Some architectures call for big chunks of memory-like storage located near the compute function, while, conversely, in some cases, it makes more sense to move the compute nearer to the bulk storage.
In this series of articles we explore the architectural decisions driving modern data processing… and, specifically, we look at computational storage
The Storage Network Industry Association (SNIA) defines computational storage as follows:
“Computational storage is defined as architectures that provide Computational Storage Functions (CSF) coupled to storage, offloading host processing or reducing data movement. These architectures enable improvements in application performance and/or infrastructure efficiency through the integration of compute resources (outside of the traditional compute & memory architecture) either directly with storage or between the host and the storage. The goal of these architectures is to enable parallel computation and/or to alleviate constraints on existing compute, memory, storage and I/O.”
This post is written by Gil Peleg in his capacity as CEO & founder of Model9 — the company provides cloud data management for mainframe, specialising in delivering mainframe data directly to private or public cloud for backup, archive, disaster recovery and space management, as well as integration with BI and analytics tools.
Peleg writes as follows…
The SNIA’s concept of computational storage and Computational Storage Functions (CSF) represents an important acknowledgment of the growth of data and its increasing importance to the enterprise.
While the focus of CSF seems to be mostly on edge applications (reducing and preprocessing large volumes of data) and on strengthening on-premises storage handling, similar motivations are also impelling data movement and data sharing with the cloud.
Particularly in the case of mainframe environments, bottlenecks and limitations abound in legacy infrastructure. Copying data to the cloud – or simply relocating it there – allows for cost-effective retention and analysis using, in many cases, parallel processing and achieving a revolution in value from data that is currently trapped and siloed. Cloud offers flexibility and unlimited processing capability when needed.
The cloud computational storage sweet spot
The use of computational storage to reduce latency for performance-hungry processing tasks is not necessarily a matter of adding specialised processors or radically transforming architectures. For many tasks and many organisations, particularly legacy mainframe with its chronic siloing of data in tape and VTL storage, the answer is making data available to the cloud and processing in the cloud… but if organisations can combine and dovetail an element of their new cloud estate with the intelligent implementation of computational storage, then things start to look sweet.
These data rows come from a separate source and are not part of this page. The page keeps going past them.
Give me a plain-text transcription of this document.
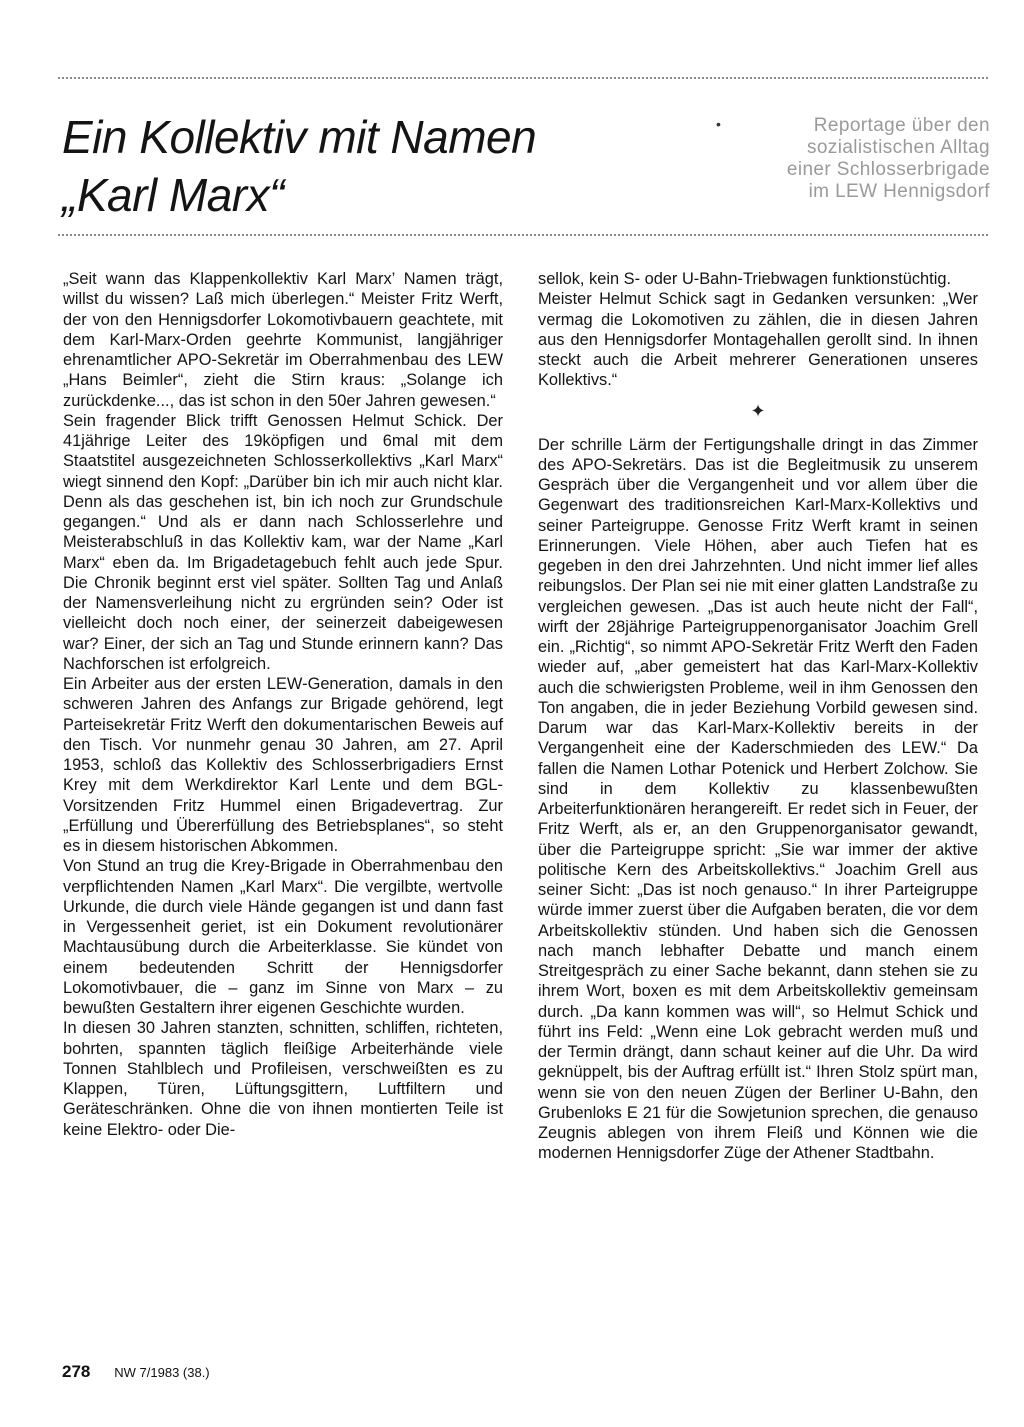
Ein Kollektiv mit Namen „Karl Marx“
•	Reportage über den
sozialistischen Alltag
einer Schlosserbrigade
im LEW Hennigsdorf

„Seit wann das Klappenkollektiv Karl Marx’ Namen trägt, willst du wissen? Laß mich überlegen.“ Meister Fritz Werft, der von den Hennigsdorfer Lokomotivbauern geachtete, mit dem Karl-Marx-Orden geehrte Kommunist, langjähriger ehrenamtlicher APO-Sekretär im Oberrahmenbau des LEW „Hans Beimler“, zieht die Stirn kraus: „Solange ich zurückdenke..., das ist schon in den 50er Jahren gewesen.“

Sein fragender Blick trifft Genossen Helmut Schick. Der 41jährige Leiter des 19köpfigen und 6mal mit dem Staatstitel ausgezeichneten Schlosserkollektivs „Karl Marx“ wiegt sinnend den Kopf: „Darüber bin ich mir auch nicht klar. Denn als das geschehen ist, bin ich noch zur Grundschule gegangen.“ Und als er dann nach Schlosserlehre und Meisterabschluß in das Kollektiv kam, war der Name „Karl Marx“ eben da. Im Brigadetagebuch fehlt auch jede Spur. Die Chronik beginnt erst viel später. Sollten Tag und Anlaß der Namensverleihung nicht zu ergründen sein? Oder ist vielleicht doch noch einer, der seinerzeit dabeigewesen war? Einer, der sich an Tag und Stunde erinnern kann? Das Nachforschen ist erfolgreich.

Ein Arbeiter aus der ersten LEW-Generation, damals in den schweren Jahren des Anfangs zur Brigade gehörend, legt Parteisekretär Fritz Werft den dokumentarischen Beweis auf den Tisch. Vor nunmehr genau 30 Jahren, am 27. April 1953, schloß das Kollektiv des Schlosserbrigadiers Ernst Krey mit dem Werkdirektor Karl Lente und dem BGL-Vorsitzenden Fritz Hummel einen Brigadevertrag. Zur „Erfüllung und Übererfüllung des Betriebsplanes“, so steht es in diesem historischen Abkommen.

Von Stund an trug die Krey-Brigade in Oberrahmenbau den verpflichtenden Namen „Karl Marx“. Die vergilbte, wertvolle Urkunde, die durch viele Hände gegangen ist und dann fast in Vergessenheit geriet, ist ein Dokument revolutionärer Machtausübung durch die Arbeiterklasse. Sie kündet von einem bedeutenden Schritt der Hennigsdorfer Lokomotivbauer, die – ganz im Sinne von Marx – zu bewußten Gestaltern ihrer eigenen Geschichte wurden.

In diesen 30 Jahren stanzten, schnitten, schliffen, richteten, bohrten, spannten täglich fleißige Arbeiterhände viele Tonnen Stahlblech und Profileisen, verschweißten es zu Klappen, Türen, Lüftungsgittern, Luftfiltern und Geräteschränken. Ohne die von ihnen montierten Teile ist keine Elektro- oder Die-

sellok, kein S- oder U-Bahn-Triebwagen funktionstüchtig.

Meister Helmut Schick sagt in Gedanken versunken: „Wer vermag die Lokomotiven zu zählen, die in diesen Jahren aus den Hennigsdorfer Montagehallen gerollt sind. In ihnen steckt auch die Arbeit mehrerer Generationen unseres Kollektivs.“

✦

Der schrille Lärm der Fertigungshalle dringt in das Zimmer des APO-Sekretärs. Das ist die Begleitmusik zu unserem Gespräch über die Vergangenheit und vor allem über die Gegenwart des traditionsreichen Karl-Marx-Kollektivs und seiner Parteigruppe. Genosse Fritz Werft kramt in seinen Erinnerungen. Viele Höhen, aber auch Tiefen hat es gegeben in den drei Jahrzehnten. Und nicht immer lief alles reibungslos. Der Plan sei nie mit einer glatten Landstraße zu vergleichen gewesen. „Das ist auch heute nicht der Fall“, wirft der 28jährige Parteigruppenorganisator Joachim Grell ein. „Richtig“, so nimmt APO-Sekretär Fritz Werft den Faden wieder auf, „aber gemeistert hat das Karl-Marx-Kollektiv auch die schwierigsten Probleme, weil in ihm Genossen den Ton angaben, die in jeder Beziehung Vorbild gewesen sind. Darum war das Karl-Marx-Kollektiv bereits in der Vergangenheit eine der Kaderschmieden des LEW.“ Da fallen die Namen Lothar Potenick und Herbert Zolchow. Sie sind in dem Kollektiv zu klassenbewußten Arbeiterfunktionären herangereift. Er redet sich in Feuer, der Fritz Werft, als er, an den Gruppenorganisator gewandt, über die Parteigruppe spricht: „Sie war immer der aktive politische Kern des Arbeitskollektivs.“ Joachim Grell aus seiner Sicht: „Das ist noch genauso.“ In ihrer Parteigruppe würde immer zuerst über die Aufgaben beraten, die vor dem Arbeitskollektiv stünden. Und haben sich die Genossen nach manch lebhafter Debatte und manch einem Streitgespräch zu einer Sache bekannt, dann stehen sie zu ihrem Wort, boxen es mit dem Arbeitskollektiv gemeinsam durch. „Da kann kommen was will“, so Helmut Schick und führt ins Feld: „Wenn eine Lok gebracht werden muß und der Termin drängt, dann schaut keiner auf die Uhr. Da wird geknüppelt, bis der Auftrag erfüllt ist.“ Ihren Stolz spürt man, wenn sie von den neuen Zügen der Berliner U-Bahn, den Grubenloks E 21 für die Sowjetunion sprechen, die genauso Zeugnis ablegen von ihrem Fleiß und Können wie die modernen Hennigsdorfer Züge der Athener Stadtbahn.

278 NW 7/1983 (38.)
Few enterprises tap large data sets continuously. Rather, data scientists seek productive ways to analyse data and then repeat the process at useful intervals. This is something that can be done cost effectively with commercial off-the-shelf technology – namely cloud, yes I am advocating cloud again, but it needs to cloud + computational storage where the use case justifies and validates its implementation.
Moving beyond legacy mainframe
Legacy mainframe is no longer the best compute platform for big data analytics. Its storage is expensive and typically not performant enough for these use cases. Tape and virtual tape, in particular, are not up to modern demands. Computational storage can play an important role in the new architectural make-up that organisations could be looking to build in the smarter storage plus smarter cloud era, it’s a question of knowing which key data sets need to be exposed to which compute and storage resources when and where.
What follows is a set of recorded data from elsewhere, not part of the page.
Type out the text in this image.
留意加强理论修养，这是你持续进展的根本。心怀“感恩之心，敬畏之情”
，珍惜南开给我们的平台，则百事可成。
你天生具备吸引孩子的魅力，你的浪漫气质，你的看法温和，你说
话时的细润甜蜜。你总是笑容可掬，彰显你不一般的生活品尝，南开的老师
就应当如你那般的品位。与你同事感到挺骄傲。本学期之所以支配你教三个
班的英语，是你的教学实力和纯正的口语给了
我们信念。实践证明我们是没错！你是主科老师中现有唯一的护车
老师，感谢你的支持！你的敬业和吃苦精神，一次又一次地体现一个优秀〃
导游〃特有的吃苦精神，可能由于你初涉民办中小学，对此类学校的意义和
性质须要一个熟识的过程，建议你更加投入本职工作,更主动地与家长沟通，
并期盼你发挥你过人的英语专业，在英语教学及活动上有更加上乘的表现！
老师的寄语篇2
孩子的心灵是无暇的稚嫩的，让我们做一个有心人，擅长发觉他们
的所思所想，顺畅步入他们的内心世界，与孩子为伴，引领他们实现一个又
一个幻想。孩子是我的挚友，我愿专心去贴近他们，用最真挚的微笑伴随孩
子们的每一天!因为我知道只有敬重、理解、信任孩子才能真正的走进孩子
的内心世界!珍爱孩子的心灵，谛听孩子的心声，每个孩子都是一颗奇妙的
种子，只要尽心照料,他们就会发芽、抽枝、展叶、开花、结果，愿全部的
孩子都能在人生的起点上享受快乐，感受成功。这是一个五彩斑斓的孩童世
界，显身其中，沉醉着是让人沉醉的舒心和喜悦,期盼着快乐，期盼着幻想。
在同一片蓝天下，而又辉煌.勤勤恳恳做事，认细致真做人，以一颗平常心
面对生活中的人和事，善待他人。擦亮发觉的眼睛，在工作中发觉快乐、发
The bulk movement of data and conversion of data to standard formats used in the cloud is no longer prohibitive or especially challenging. This should further help businesses adopt computational storage in deployment scenarios where it makes sense.
This approach obviates the high-risk and potentially high-cost approach of engineering and implementing a new generation of ‘smart’ storage devices on their own – though such technology may be useful or necessary in applications such as edge/IoT.